Jeremy Kapinos was at school in Springfield, Va., listening along with some classmates as a guidance counselor explained how to apply to colleges, when someone bust into the room with the news: Terrorists had crashed planes into the World Trade Center and the Pentagon. The United States was under attack.
They tried to keep us together and focus on the task at hand, but none of us wanted to hear it, Kapinos said. I just started walking around the hallway. A television was on, and we saw what happened.
The 9/11 attacks traumatized the entire country, but Kapinos felt the tremors even more acutely than most. In 2001, his father was in the army and had an office in the Pentagon. Col. David Kapinos was in the building when American Airlines Flight 77 erupted into a fireball after crashing into west side of the massive office complex. For an hour or two afterward — he can't recall exactly how long it was — Jeremy didn't have any idea whether his father had survived. All he had was a premonition.
I had a gut feeling that everything was fine, he said. There was never really a thought in my head, 'What about this? What about that?' I was more concerned about the big picture, an attack on American soil, than anything else. I knew in my heart he was fine.

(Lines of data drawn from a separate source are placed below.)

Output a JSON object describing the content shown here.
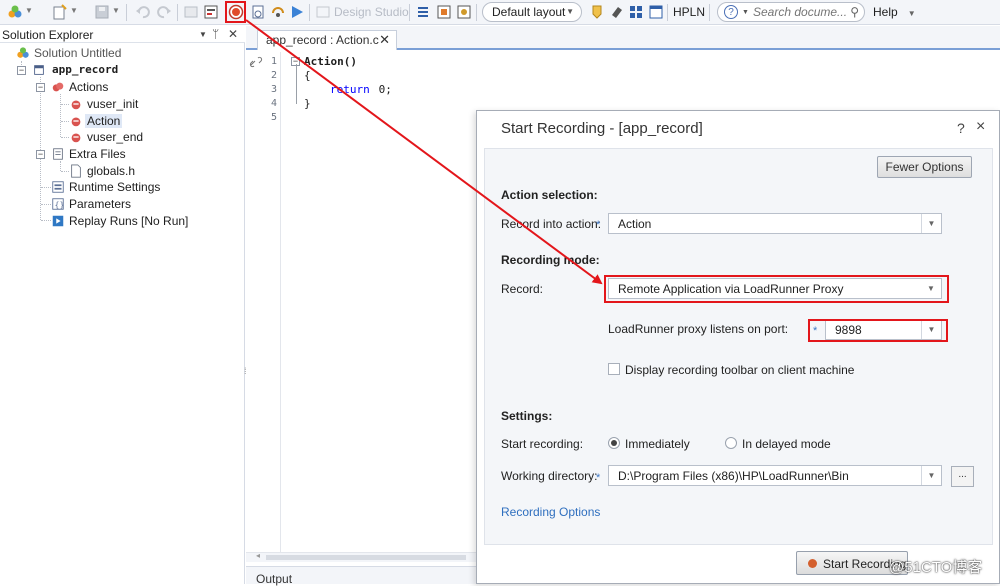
{
  "toolbar": {
    "design_studio_label": "Design Studio",
    "layout_select_value": "Default layout",
    "hpln_label": "HPLN",
    "search_placeholder": "Search docume...",
    "help_label": "Help"
  },
  "explorer": {
    "title": "Solution Explorer",
    "tree": {
      "solution": "Solution Untitled",
      "script": "app_record",
      "actions_folder": "Actions",
      "actions": [
        "vuser_init",
        "Action",
        "vuser_end"
      ],
      "extra_files_folder": "Extra Files",
      "extra_files": [
        "globals.h"
      ],
      "runtime_settings": "Runtime Settings",
      "parameters": "Parameters",
      "replay_runs": "Replay Runs [No Run]"
    }
  },
  "editor": {
    "tab_label": "app_record : Action.c",
    "line_numbers": [
      "1",
      "2",
      "3",
      "4",
      "5"
    ],
    "code": {
      "line1": "Action()",
      "line2": "{",
      "line3_kw": "return",
      "line3_rest": " 0;",
      "line4": "}"
    }
  },
  "output_label": "Output",
  "dialog": {
    "title": "Start Recording - [app_record]",
    "help_glyph": "?",
    "close_glyph": "×",
    "fewer_options_label": "Fewer Options",
    "action_selection": {
      "heading": "Action selection:",
      "record_into_label": "Record into action:",
      "record_into_value": "Action"
    },
    "recording_mode": {
      "heading": "Recording mode:",
      "record_label": "Record:",
      "record_value": "Remote Application via LoadRunner Proxy",
      "port_label": "LoadRunner proxy listens on port:",
      "port_value": "9898",
      "toolbar_checkbox_label": "Display recording toolbar on client machine",
      "toolbar_checkbox_checked": false
    },
    "settings": {
      "heading": "Settings:",
      "start_recording_label": "Start recording:",
      "immediately_label": "Immediately",
      "delayed_label": "In delayed mode",
      "selected": "Immediately",
      "working_dir_label": "Working directory:",
      "working_dir_value": "D:\\Program Files (x86)\\HP\\LoadRunner\\Bin",
      "browse_label": "..."
    },
    "recording_options_link": "Recording Options",
    "start_recording_button": "Start Recording"
  },
  "required_marker": "*",
  "watermark": "@51CTO博客",
  "colors": {
    "annotation_red": "#e3161b",
    "link_blue": "#2f6fbf",
    "required_blue": "#3a75c4"
  }
}
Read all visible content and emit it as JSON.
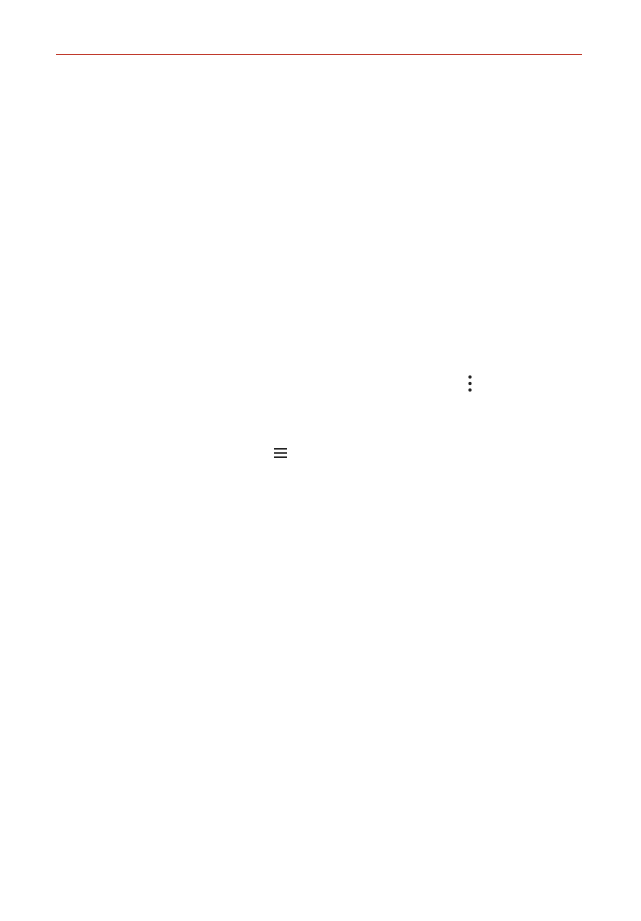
{
  "page": {
    "accent_color": "#c0392b"
  },
  "icons": {
    "overflow": "more-vert-icon",
    "menu": "hamburger-menu-icon"
  }
}
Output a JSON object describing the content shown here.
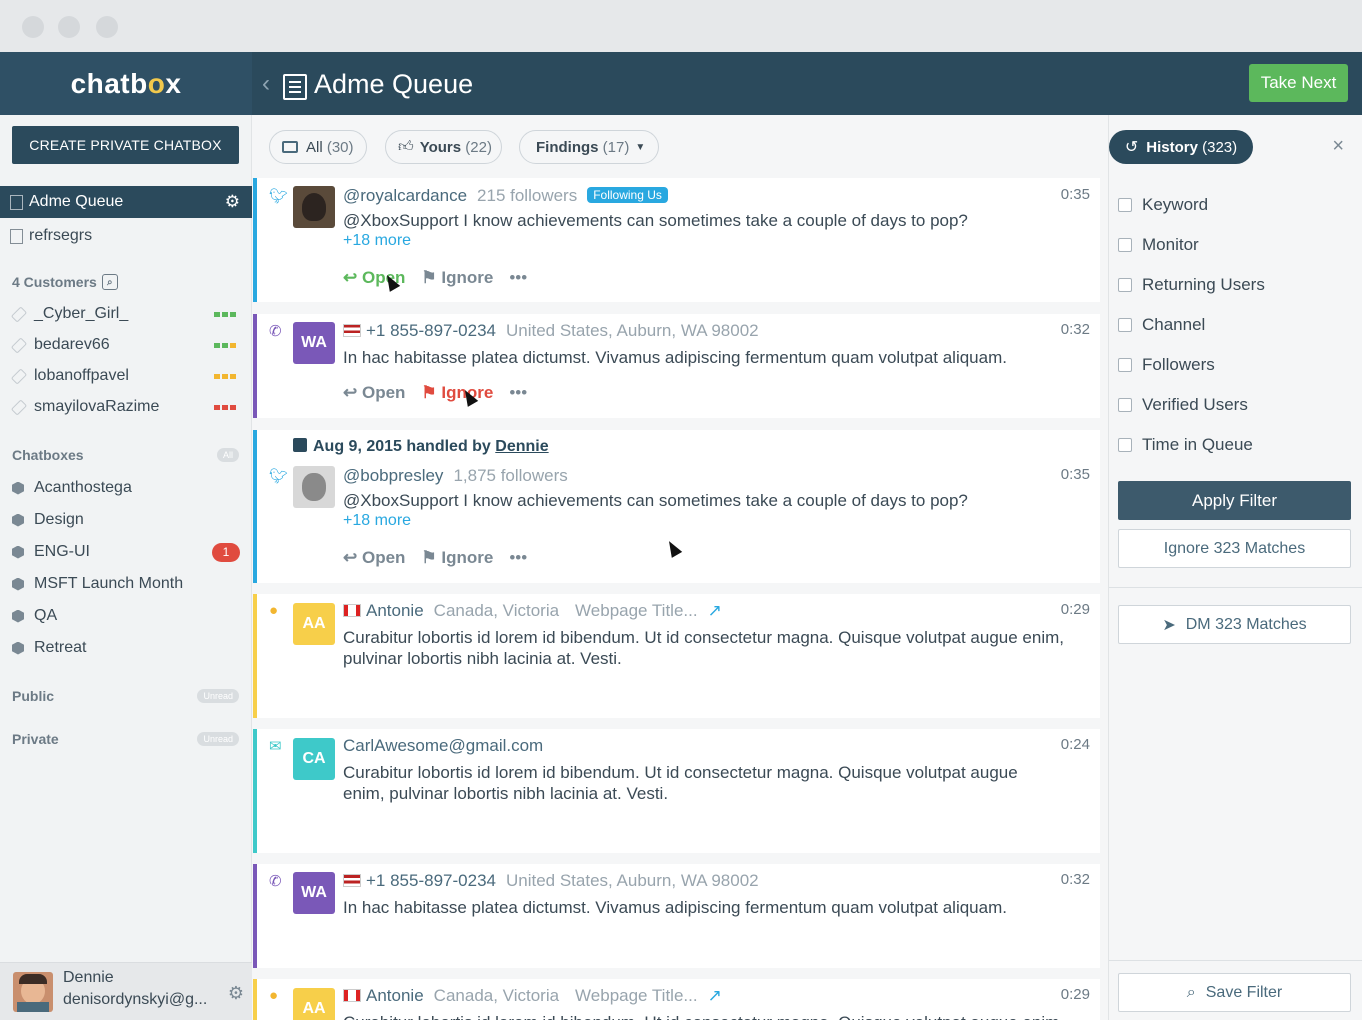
{
  "app": {
    "logo": "chatb",
    "logo_accent": "o",
    "logo_end": "x",
    "title": "Adme Queue",
    "take_next": "Take Next"
  },
  "sidebar": {
    "create_label": "CREATE PRIVATE CHATBOX",
    "queues": [
      {
        "label": "Adme Queue"
      },
      {
        "label": "refrsegrs"
      }
    ],
    "customers_head": "4 Customers",
    "customers": [
      {
        "label": "_Cyber_Girl_",
        "color": "#5cb85c"
      },
      {
        "label": "bedarev66",
        "color": "#5cb85c",
        "color2": "#f2b630"
      },
      {
        "label": "lobanoffpavel",
        "color": "#f2b630"
      },
      {
        "label": "smayilovaRazime",
        "color": "#e04b3f"
      }
    ],
    "chatboxes_head": "Chatboxes",
    "chatboxes_pill": "All",
    "chatboxes": [
      {
        "label": "Acanthostega"
      },
      {
        "label": "Design"
      },
      {
        "label": "ENG-UI",
        "badge": "1"
      },
      {
        "label": "MSFT Launch Month"
      },
      {
        "label": "QA"
      },
      {
        "label": "Retreat"
      }
    ],
    "public_head": "Public",
    "public_pill": "Unread",
    "private_head": "Private",
    "private_pill": "Unread",
    "user_name": "Dennie",
    "user_email": "denisordynskyi@g..."
  },
  "filters": {
    "all": "All",
    "all_count": "(30)",
    "yours": "Yours",
    "yours_count": "(22)",
    "findings": "Findings",
    "findings_count": "(17)"
  },
  "feed": [
    {
      "channel": "twitter",
      "handle": "@royalcardance",
      "meta": "215 followers",
      "badge": "Following Us",
      "time": "0:35",
      "text": "@XboxSupport I know achievements can sometimes take a couple of days to pop?",
      "more": "+18 more",
      "open": "Open",
      "ignore": "Ignore",
      "dots": "•••"
    },
    {
      "channel": "phone",
      "initials": "WA",
      "handle": "+1 855-897-0234",
      "meta": "United States, Auburn, WA 98002",
      "time": "0:32",
      "text": "In hac habitasse platea dictumst. Vivamus adipiscing fermentum quam volutpat aliquam.",
      "open": "Open",
      "ignore": "Ignore",
      "dots": "•••"
    },
    {
      "channel": "twitter",
      "handled_date": "Aug 9, 2015 handled by",
      "handled_by": "Dennie",
      "handle": "@bobpresley",
      "meta": "1,875 followers",
      "time": "0:35",
      "text": "@XboxSupport I know achievements can sometimes take a couple of days to pop?",
      "more": "+18 more",
      "open": "Open",
      "ignore": "Ignore",
      "dots": "•••"
    },
    {
      "channel": "web",
      "initials": "AA",
      "handle": "Antonie",
      "meta": "Canada, Victoria",
      "page": "Webpage Title...",
      "time": "0:29",
      "text": "Curabitur lobortis id lorem id bibendum. Ut id consectetur magna. Quisque volutpat augue enim, pulvinar lobortis nibh lacinia at. Vesti."
    },
    {
      "channel": "email",
      "initials": "CA",
      "handle": "CarlAwesome@gmail.com",
      "time": "0:24",
      "text": "Curabitur lobortis id lorem id bibendum. Ut id consectetur magna. Quisque volutpat augue enim, pulvinar lobortis nibh lacinia at. Vesti."
    },
    {
      "channel": "phone",
      "initials": "WA",
      "handle": "+1 855-897-0234",
      "meta": "United States, Auburn, WA 98002",
      "time": "0:32",
      "text": "In hac habitasse platea dictumst. Vivamus adipiscing fermentum quam volutpat aliquam."
    },
    {
      "channel": "web",
      "initials": "AA",
      "handle": "Antonie",
      "meta": "Canada, Victoria",
      "page": "Webpage Title...",
      "time": "0:29",
      "text": "Curabitur lobortis id lorem id bibendum. Ut id consectetur magna. Quisque volutpat augue enim, pulvinar lobortis nibh lacinia at. Vesti."
    }
  ],
  "panel": {
    "history": "History",
    "history_count": "(323)",
    "close": "×",
    "checks": [
      "Keyword",
      "Monitor",
      "Returning Users",
      "Channel",
      "Followers",
      "Verified Users",
      "Time in Queue"
    ],
    "apply": "Apply Filter",
    "ignore_matches": "Ignore 323 Matches",
    "dm_matches": "DM 323 Matches",
    "save_filter": "Save Filter"
  },
  "colors": {
    "navy": "#2b4a5c",
    "green": "#5cb85c",
    "twitter": "#29a8e0",
    "purple": "#7a58b8",
    "yellow": "#f7cf4a",
    "teal": "#3ec9c9",
    "red": "#e04b3f"
  }
}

That feeling turned out to be right. Later that day, someone from the school stopped by one of Kapinos' classes to let him know that his father was OK. His office was opposite the side of the building that was hit. His family would not see him again for a week, but David Kapinos was alive and well.
Five years later, life is very different for this military family. David has retired from the army, and Jeremy is gearing up to start his own career, possibly as an NFL player. He's in his fourth year as Penn State's starting punter and is enjoying perhaps his finest season.
A contender for the Ray Guy Award, Kapinos has shined in conference play after a disappointing start. He was named Big Ten Special Teams Player of the Week for the second time in 2006 after pinning Illinois inside its 20-yard line four times last Saturday.
Heading into Penn State's game Saturday at Purdue, Kapinos is averaging a career-high 42.5 yards per attempt. Seventeen of his 39 punts have been downed inside the opponent's 20-yard line and 10 have been fair caught.
I think I'm having the best Big Ten season I've ever had, Kapinos said. I finally figured out Big Ten punting. My preparation is so much different than in the past.
Kapinos said he spends more time watching video of himself and the team's opponent than he ever did before.
I'm more focused on the whole aspect of playing and not just kicking, he said. I'm just a lot more focused on helping this team out and getting better.
Kapinos followed a convoluted path to Penn State. His family moved constantly when he was younger, with stops in New York, Kentucky, Kansas, Georgia and South Korea, and two stops in Virginia.
It was during the second stay in Springfield — the family returned after a two-year absence, moving into the same house it had previously occupied — that Kapinos renewed acquaintances with his childhood friend Kevin Darling. Darling had taken up football and was gradually developing into a scholarship-worthy receiver. He talked Kapinos into trying out for the team. Overcoming his father's misgivings — David Kapinos had played football at West Point in the early 1970s — the younger Kapinos tried out and fell under the spell of West Springfield High coach Bill Renner, a former NFL punter who paid close attention to special teams.
In 2002, Kapinos and Darling both came to Penn State. Darling became a tight end. Kapinos, after redshirting as a true freshman, won the starting position the following season.
He's been starting ever since. With his 365 yards on eight punts against Illinois last Saturday, he became the leading punter in school history, surpassing Ralph Giacomarro, with 9,578 career yards.
Kapinos is still a bit incredulous at holding such a significant record — It kind of snuck up on me, he said — but he's not surprised in the least to be following a high-profile career track. That was the idea all along.
I came to Penn State because I knew that it was a large stage that I would be punting on, and I knew that maximum exposure would lead to NFL opportunities, he said. It's been my goal from day one to punt in the NFL, and I think to get there, I need to finish the season strong and keep doing what I've been doing. I don't think I need to make leaps and bounds to get ready for the next level. Obviously it's going to be really hard and will require a lot of training and attention to detail. But I need to keep focused and keep doing what I'm doing. If opportunity knocks, hopefully I'll answer.